Studies on the mechanism of peptidoglycan- and lipopolysaccharide-induced polyclonal activation.

Peptidoglycan (PG) and lipopolysaccharide (LPS) are T cell-independent B cell mitogens and polyclonal activators in mice. The mechanism of in vitro proliferation and polyclonal activation of mouse splenocytes induced by PG from Staphylococcus aureus and LPS from Escherichia coli was further studied by using [3H]thymidine incorporation and protein A hemolytic plaque assays. Concanavalin A-generated suppressor cells suppressed both polyclonal and proliferative responses induced by PG, LPS, and pokeweed mitogen.
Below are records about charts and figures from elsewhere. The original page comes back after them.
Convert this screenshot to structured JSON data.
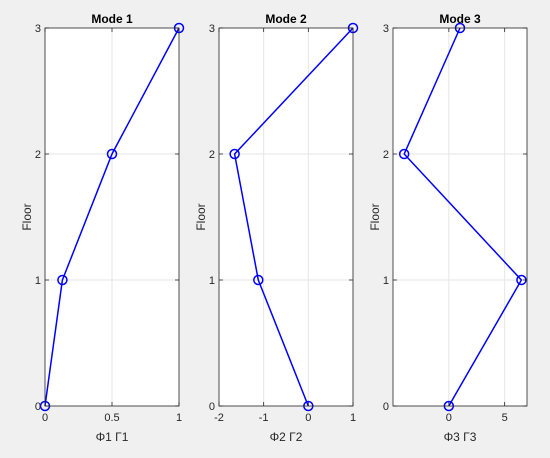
{
  "chart_data": [
    {
      "type": "line",
      "title": "Mode 1",
      "xlabel": "Φ1 Γ1",
      "ylabel": "Floor",
      "xlim": [
        0,
        1
      ],
      "ylim": [
        0,
        3
      ],
      "xticks": [
        0,
        0.5,
        1
      ],
      "xtick_labels": [
        "0",
        "0.5",
        "1"
      ],
      "yticks": [
        0,
        1,
        2,
        3
      ],
      "ytick_labels": [
        "0",
        "1",
        "2",
        "3"
      ],
      "grid": true,
      "marker": "circle",
      "color": "#0000ff",
      "x": [
        0,
        0.13,
        0.5,
        1
      ],
      "y": [
        0,
        1,
        2,
        3
      ]
    },
    {
      "type": "line",
      "title": "Mode 2",
      "xlabel": "Φ2 Γ2",
      "ylabel": "Floor",
      "xlim": [
        -2,
        1
      ],
      "ylim": [
        0,
        3
      ],
      "xticks": [
        -2,
        -1,
        0,
        1
      ],
      "xtick_labels": [
        "-2",
        "-1",
        "0",
        "1"
      ],
      "yticks": [
        0,
        1,
        2,
        3
      ],
      "ytick_labels": [
        "0",
        "1",
        "2",
        "3"
      ],
      "grid": true,
      "marker": "circle",
      "color": "#0000ff",
      "x": [
        0,
        -1.12,
        -1.65,
        1
      ],
      "y": [
        0,
        1,
        2,
        3
      ]
    },
    {
      "type": "line",
      "title": "Mode 3",
      "xlabel": "Φ3 Γ3",
      "ylabel": "Floor",
      "xlim": [
        -5,
        7
      ],
      "ylim": [
        0,
        3
      ],
      "xticks": [
        0,
        5
      ],
      "xtick_labels": [
        "0",
        "5"
      ],
      "yticks": [
        0,
        1,
        2,
        3
      ],
      "ytick_labels": [
        "0",
        "1",
        "2",
        "3"
      ],
      "grid": true,
      "marker": "circle",
      "color": "#0000ff",
      "x": [
        0,
        6.5,
        -4,
        1
      ],
      "y": [
        0,
        1,
        2,
        3
      ]
    }
  ]
}
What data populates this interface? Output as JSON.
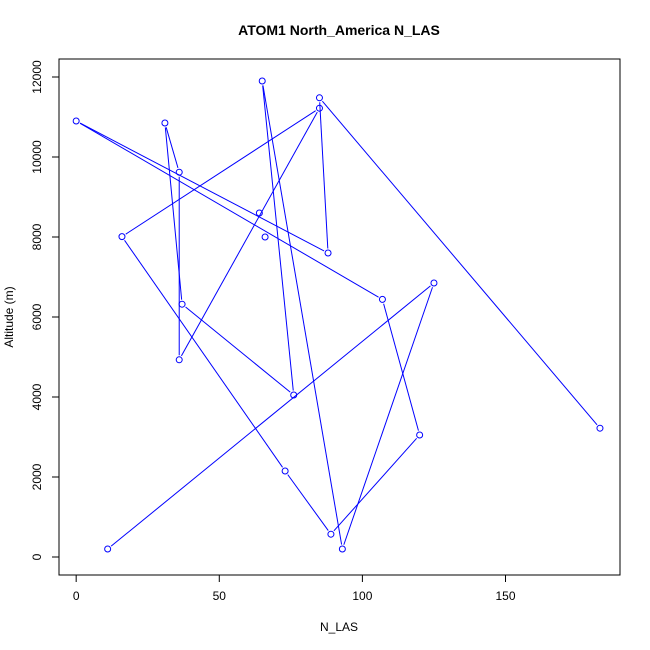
{
  "chart_data": {
    "type": "line",
    "title": "ATOM1 North_America N_LAS",
    "xlabel": "N_LAS",
    "ylabel": "Altitude (m)",
    "xlim": [
      -6,
      190
    ],
    "ylim": [
      -450,
      12450
    ],
    "xticks": [
      0,
      50,
      100,
      150
    ],
    "yticks": [
      0,
      2000,
      4000,
      6000,
      8000,
      10000,
      12000
    ],
    "grid": false,
    "legend": "none",
    "series": [
      {
        "color": "#0000ff",
        "marker": "open-circle",
        "x": [
          11,
          125,
          93,
          65,
          76,
          37,
          31,
          36,
          36,
          85,
          16,
          73,
          89,
          120,
          107,
          0,
          88,
          85,
          183
        ],
        "y": [
          200,
          6850,
          200,
          11900,
          4050,
          6320,
          10850,
          9620,
          4930,
          11220,
          8010,
          2150,
          570,
          3050,
          6440,
          10900,
          7600,
          11480,
          3220
        ],
        "extra_points": [
          {
            "x": 64,
            "y": 8600
          },
          {
            "x": 66,
            "y": 8000
          }
        ]
      }
    ]
  }
}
The suppression of the proliferative responses was similar for all these mitogens, but was significantly less pronounced than the suppression of the polyclonal antibody response. Polyclonal activation induced by LPS was the most susceptible to suppression by concanavalin A-generated suppressor cells, and the suppression was significantly greater than in the PG-induced polyclonal response. Also, PG-induced polyclonal activation was not susceptible to inhibition by polymyxin B, which is an inhibitor of other B cell mitogens and polyclonal activators. For optimal generation of immunoglobulin-secreting cells, PG of LPS had to be present for at least 48 h after the initiation of the cultures. Removal of the mitogens after 4 or 24 h of incubation resulted in a suboptimal response. For effective induction of the proliferative response, the mitogens had to be present in cultures for over 24 h. Polyclonal-activating properties of staphylococcal cell wall components were also compared. PG was by far the most potent inducer of polyclonal antibodies. Teichoic acid was not active as a polyclonal activator, whereas purified cell wall and protein A were very weak inducers of polyclonal antibodies. These studies demonstrate that PG, in addition to LPS, can be a useful probe for studies on polyclonal activation.